What’s wrong with being a do-er?

I’m coming to the point where I tell myself, ABSOLUTELY NOTHING. Being a do-er means that shit gets done. And I get things done.

I’ve had this rant rattling around in my head for almost two weeks. The biggest critique that they came up with is that I am do-er and not an achiever. And that’s apparently a bad thing. Who the FRAK else is going to get shit done?!? You need do-ers. People who are conscientious and hard-workers and not just out for their own ambition and climbing over and on the backs of others. People that make things happen in the background so those so-called achievers shine.
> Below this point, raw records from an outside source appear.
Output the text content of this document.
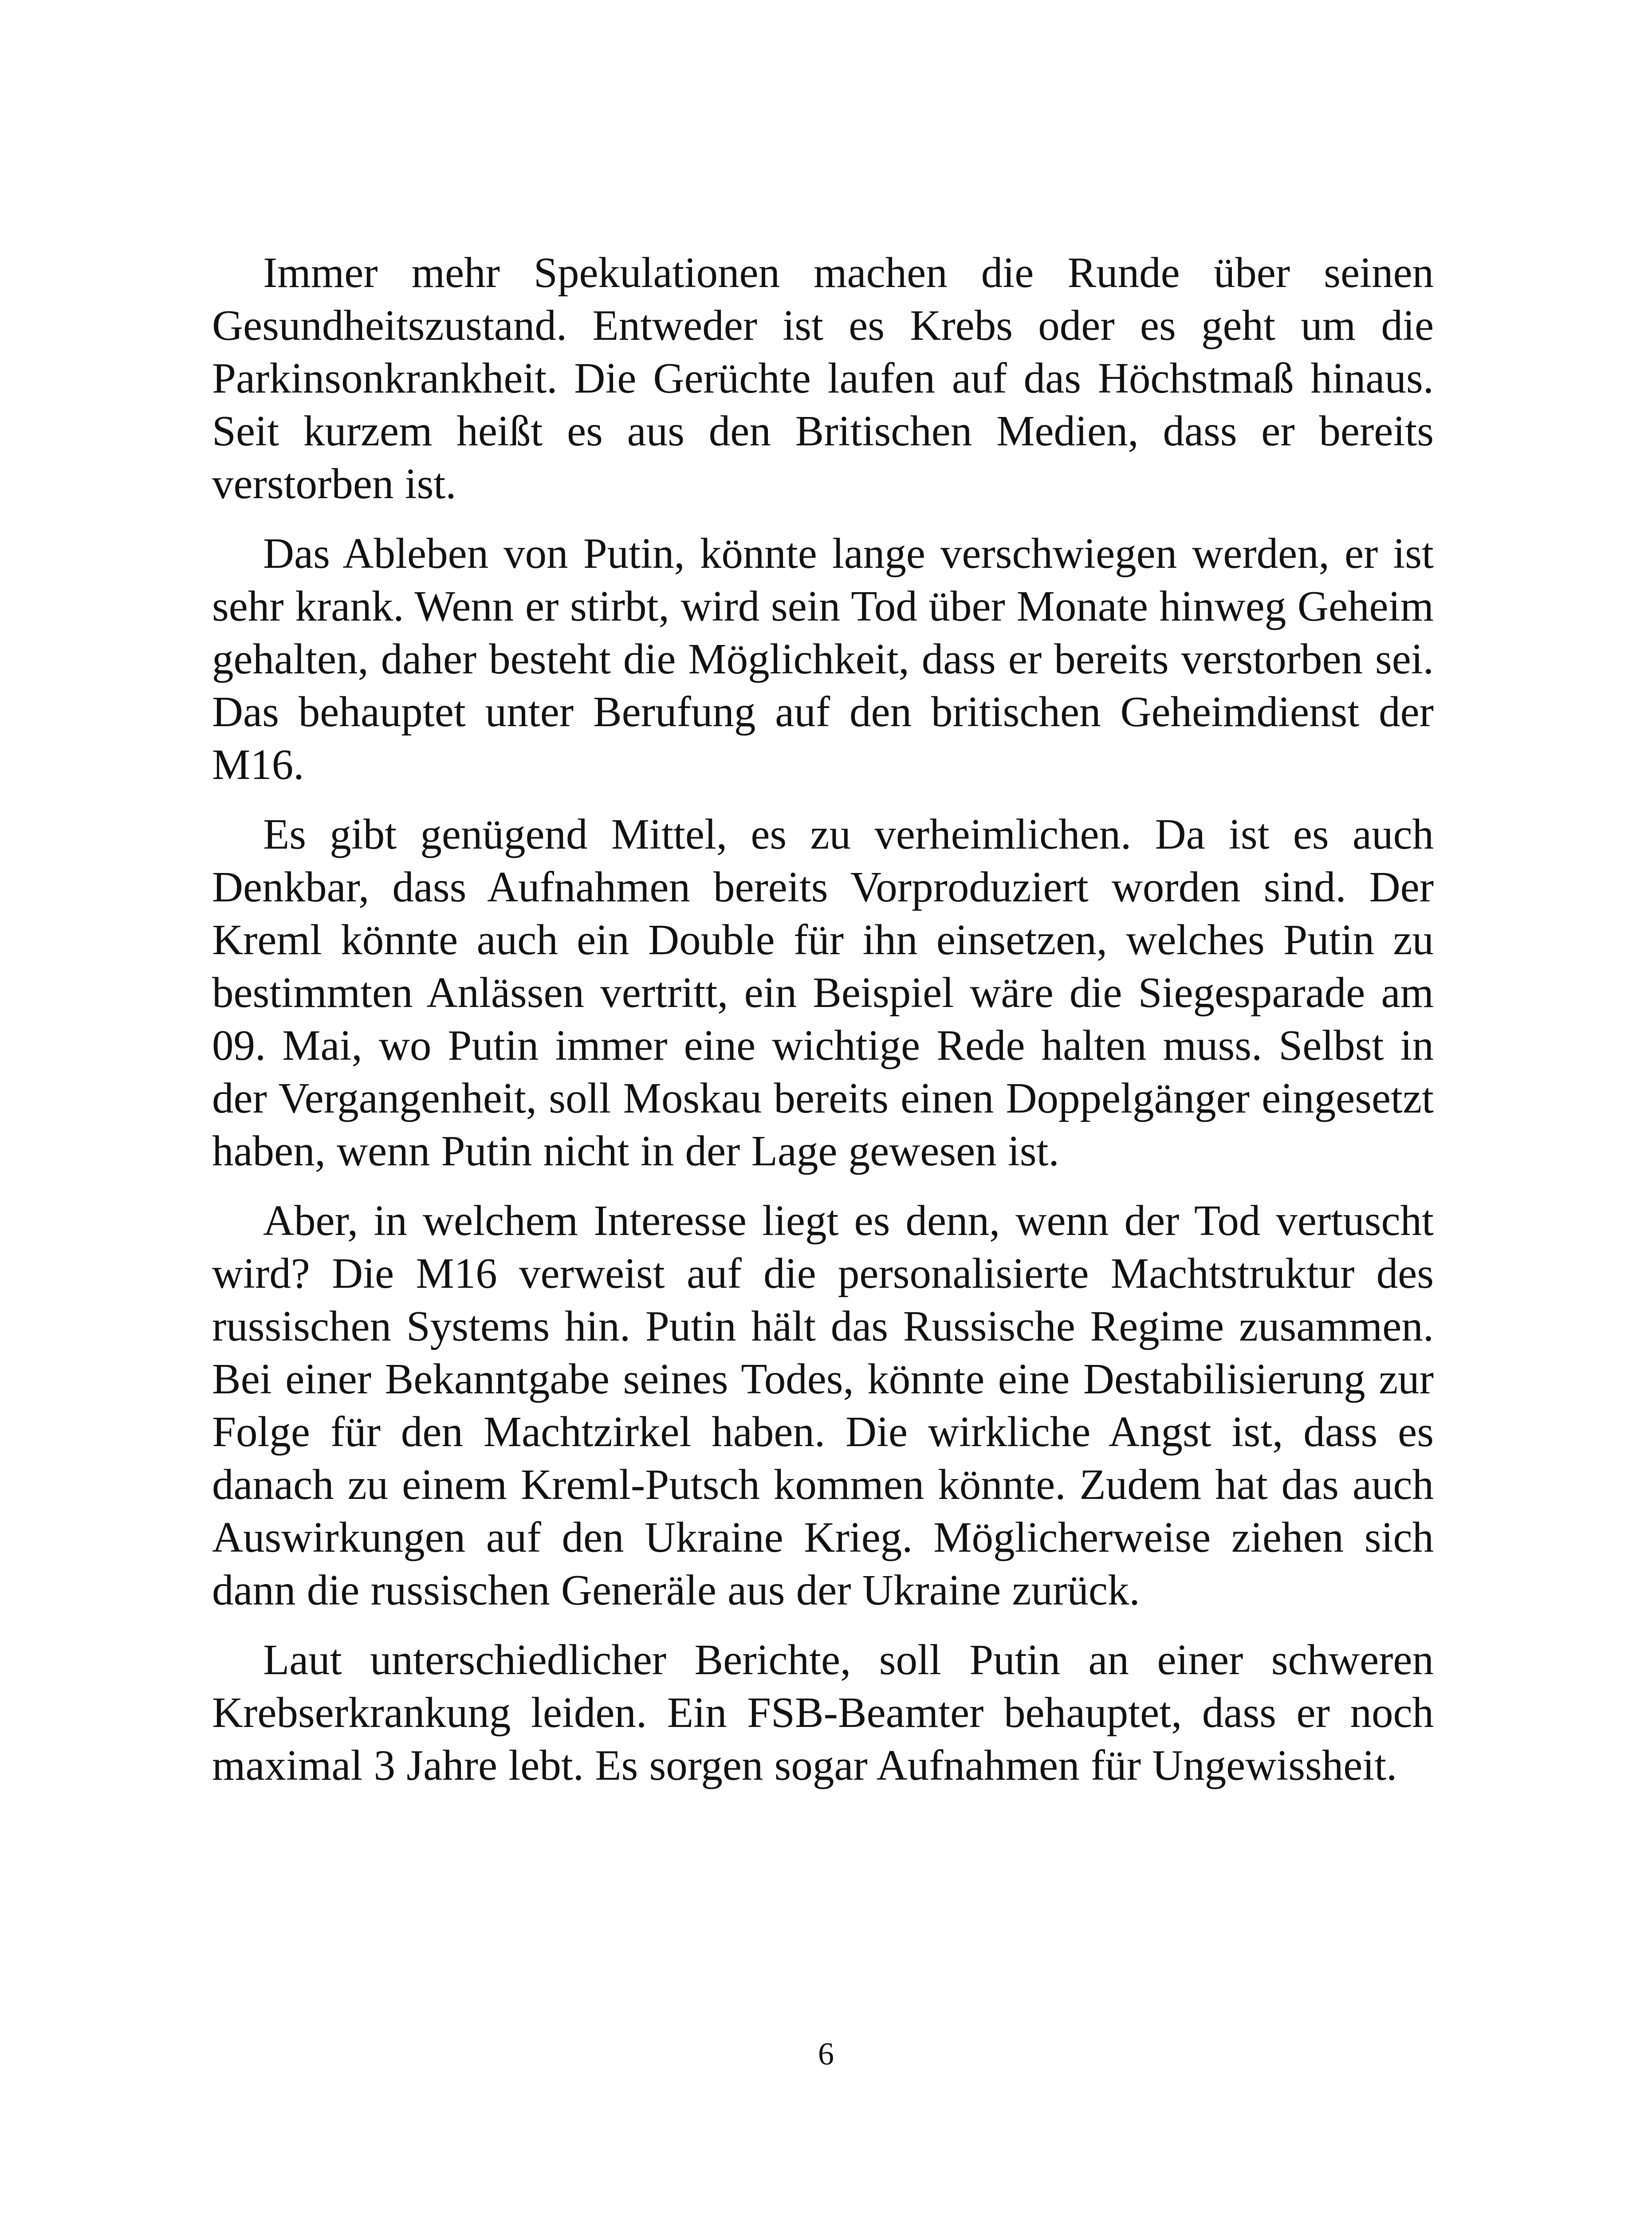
Immer mehr Spekulationen machen die Runde über seinen Gesundheitszustand. Entweder ist es Krebs oder es geht um die Parkinsonkrankheit. Die Gerüchte laufen auf das Höchstmaß hinaus. Seit kurzem heißt es aus den Britischen Medien, dass er bereits verstorben ist.

Das Ableben von Putin, könnte lange verschwiegen werden, er ist sehr krank. Wenn er stirbt, wird sein Tod über Monate hinweg Geheim gehalten, daher besteht die Möglichkeit, dass er bereits verstorben sei. Das behauptet unter Berufung auf den britischen Geheimdienst der M16.

Es gibt genügend Mittel, es zu verheimlichen. Da ist es auch Denkbar, dass Aufnahmen bereits Vorproduziert worden sind. Der Kreml könnte auch ein Double für ihn einsetzen, welches Putin zu bestimmten Anlässen vertritt, ein Beispiel wäre die Siegesparade am 09. Mai, wo Putin immer eine wichtige Rede halten muss. Selbst in der Vergangenheit, soll Moskau bereits einen Doppelgänger eingesetzt haben, wenn Putin nicht in der Lage gewesen ist.

Aber, in welchem Interesse liegt es denn, wenn der Tod vertuscht wird? Die M16 verweist auf die personalisierte Machtstruktur des russischen Systems hin. Putin hält das Russische Regime zusammen. Bei einer Bekanntgabe seines Todes, könnte eine Destabilisierung zur Folge für den Machtzirkel haben. Die wirkliche Angst ist, dass es danach zu einem Kreml-Putsch kommen könnte. Zudem hat das auch Auswirkungen auf den Ukraine Krieg. Möglicherweise ziehen sich dann die russischen Generäle aus der Ukraine zurück.

Laut unterschiedlicher Berichte, soll Putin an einer schweren Krebserkrankung leiden. Ein FSB-Beamter behauptet, dass er noch maximal 3 Jahre lebt. Es sorgen sogar Aufnahmen für Ungewissheit.

6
People with a work ethic and humility and who don’t mind just getting the work done so they can pay their bills and maybe have some mental and physical energy left over for their hobbies.

Where is this rant coming from? I sent my resume into one of those places that is supposed to help you write it better, well, they tell you everything wrong with it so you will pay them to write it and make it better.
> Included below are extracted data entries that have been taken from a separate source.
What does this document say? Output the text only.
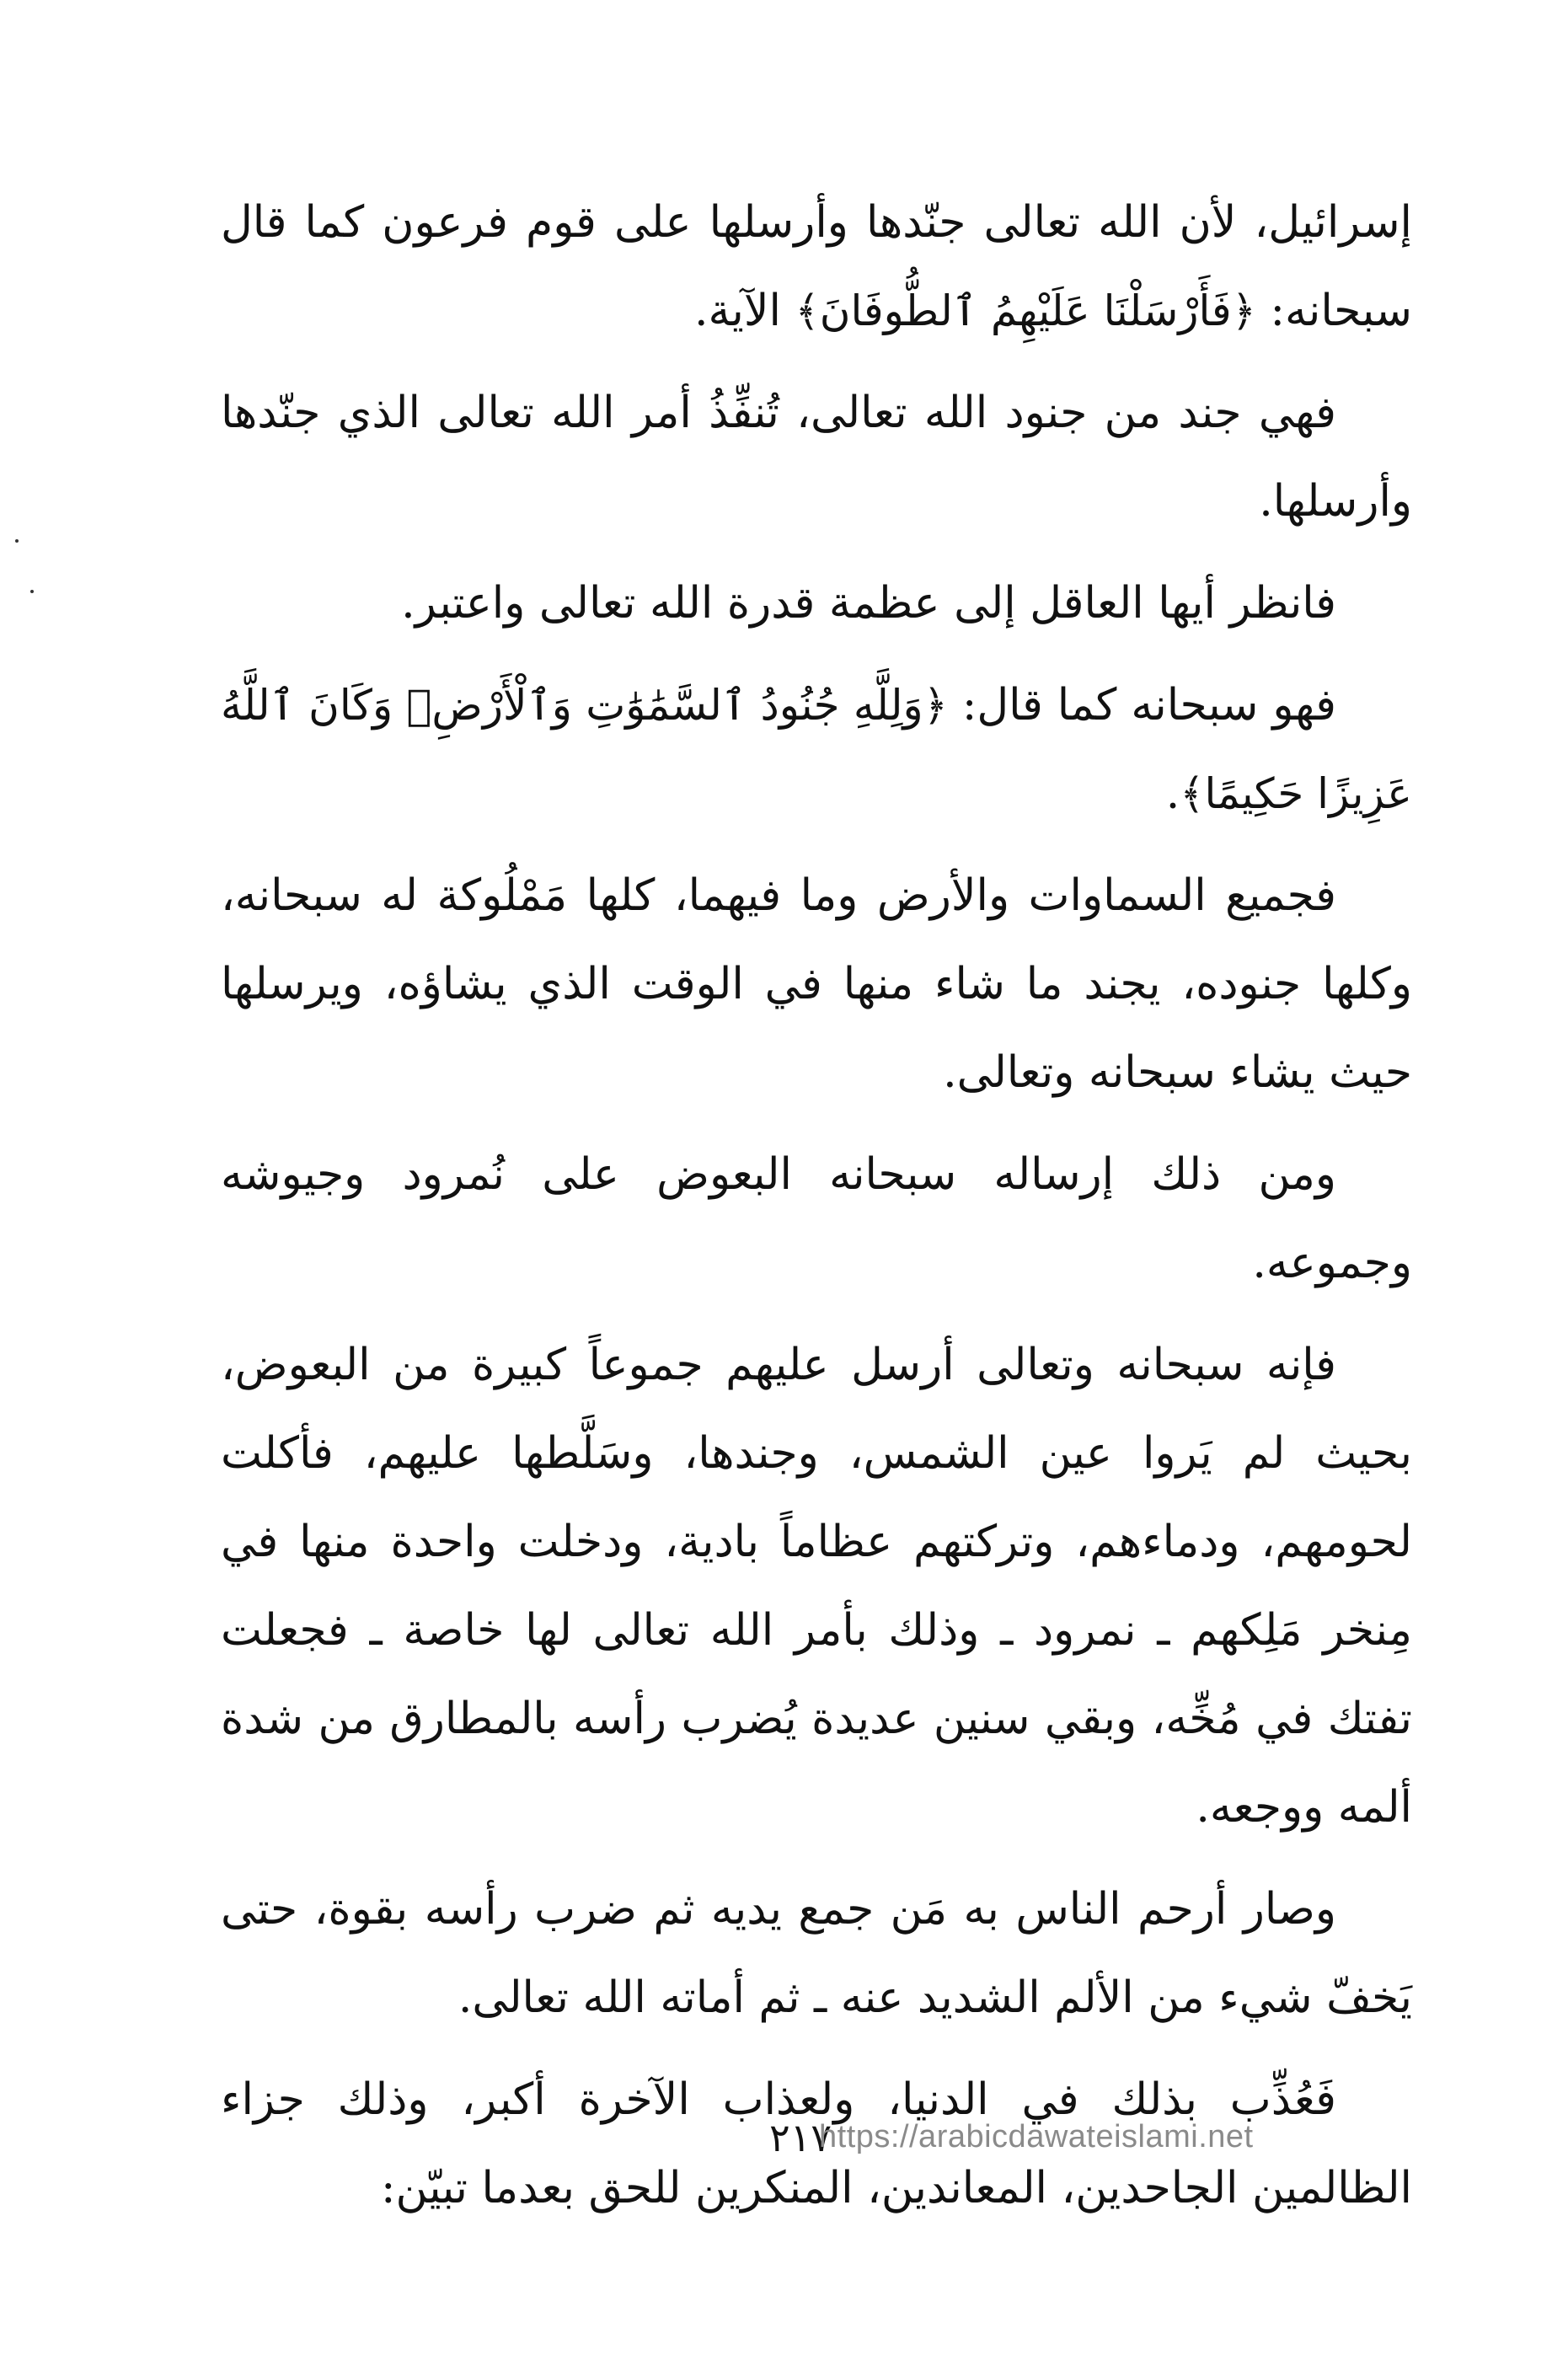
إسرائيل، لأن الله تعالى جنّدها وأرسلها على قوم فرعون كما قال سبحانه: ﴿فَأَرْسَلْنَا عَلَيْهِمُ ٱلطُّوفَانَ﴾ الآية.

فهي جند من جنود الله تعالى، تُنفِّذُ أمر الله تعالى الذي جنّدها وأرسلها.

فانظر أيها العاقل إلى عظمة قدرة الله تعالى واعتبر.

فهو سبحانه كما قال: ﴿وَلِلَّهِ جُنُودُ ٱلسَّمَٰوَٰتِ وَٱلْأَرْضِۚ وَكَانَ ٱللَّهُ عَزِيزًا حَكِيمًا﴾.

فجميع السماوات والأرض وما فيهما، كلها مَمْلُوكة له سبحانه، وكلها جنوده، يجند ما شاء منها في الوقت الذي يشاؤه، ويرسلها حيث يشاء سبحانه وتعالى.

ومن ذلك إرساله سبحانه البعوض على نُمرود وجيوشه وجموعه.

فإنه سبحانه وتعالى أرسل عليهم جموعاً كبيرة من البعوض، بحيث لم يَروا عين الشمس، وجندها، وسَلَّطها عليهم، فأكلت لحومهم، ودماءهم، وتركتهم عظاماً بادية، ودخلت واحدة منها في مِنخر مَلِكهم ـ نمرود ـ وذلك بأمر الله تعالى لها خاصة ـ فجعلت تفتك في مُخِّه، وبقي سنين عديدة يُضرب رأسه بالمطارق من شدة ألمه ووجعه.

وصار أرحم الناس به مَن جمع يديه ثم ضرب رأسه بقوة، حتى يَخفّ شيء من الألم الشديد عنه ـ ثم أماته الله تعالى.

فَعُذِّب بذلك في الدنيا، ولعذاب الآخرة أكبر، وذلك جزاء الظالمين الجاحدين، المعاندين، المنكرين للحق بعدما تبيّن:

٢١٧
https://arabicdawateislami.net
For the record, I do appreciate constructive criticism, when it makes sense. I have read the review three or four times now, trying to wrap my head around it, swallow some pride, etc., so that it makes sense. Still doesn't make sense to me.

For better or for worse, I have been following Liz Ryan’s advice to deviate from the bullet-list to the storytelling method. Because everyone's resume is a bullet-list if you have to submit to an ATS. Typically, I tend to send mine into agencies and let them do the heavy lifting and recommend where I need changes based on the clients they are submitting to. They haven't told me to change my format, so there's that. I pack A LOT of information into two pages.

In my eyes, the least consistent thing about my resume is the mixing of the two formats (might show you how enthusiastic and proud of the work I was), but that wasn't even touched upon.

This particular resume reviewer didn’t appreciate any storytelling/showing in complete sentences what I had accomplished (💡lightbulb moment while writing this, I show my accomplishments in a story and job duties for jobs that didn't require anything extra nor innovative in a bulleted list!).

They said I was too wordy and recruiters and hiring managers don’t want to/have time to read. They want a regurgitation of the job post I am applying for in bullet points (mind you, this is my general purpose resume that covers a selection of my currently relevant skill sets). Ok... how does that show achievement exactly? I totally get showing a quantitative analysis. A few recruiters have told me to add more numbers and percentages, which I would gladly do if I had the actual job-related data to quantify. But I generally don't, and I hate bullshitting. I'm hired to go in, do a job, and move on. 95% of the time, my contract is extended because I do good work.

You should consider using a few more bullet points to increase the impact to the employer. If employers see too many long sections of text, they might find it difficult to zero in on the most crucial information. 
A career summary is a key component to a good resume, however yours is too lengthy. Shorten your career summary to concisely define you as a professional and cover those areas most relevant to your career level and job target.
From the way the resume is worded, you come across as a "doer," as opposed to an "achiever."
The first line really threw me off:
The appearance is not polished, and aesthetics matter more at the relatively early stage of your career.

Um, my summary (at the top of my resume, right after my name and contact information) states "With over 20 years' experience..." and goes on to show how I have parlayed being a Jane-of-all-trades into 20 years' of experience in web technologies. And that may be another problem (again, not touched upon in the review, even though my LI is in my contact info). My current functional resume covers the last decade (again, where the heck do they get "early stage of your career" from?) and shows progression. For the full 20+, I refer recruiters and hiring managers to my LinkedIn profile. The only way to shorten it would be
"I'm probably the unicorn you didn't know you were looking for". 
I pride myself on being someone who can navigate/translate both technology and plain English, being able to call engineers and developers on their bullshit, and offer an out-of-the-box point of view and solutions because despite not living and breathing code, I understand it and the principles behind it.

Anyway, I needed to get that off my chest.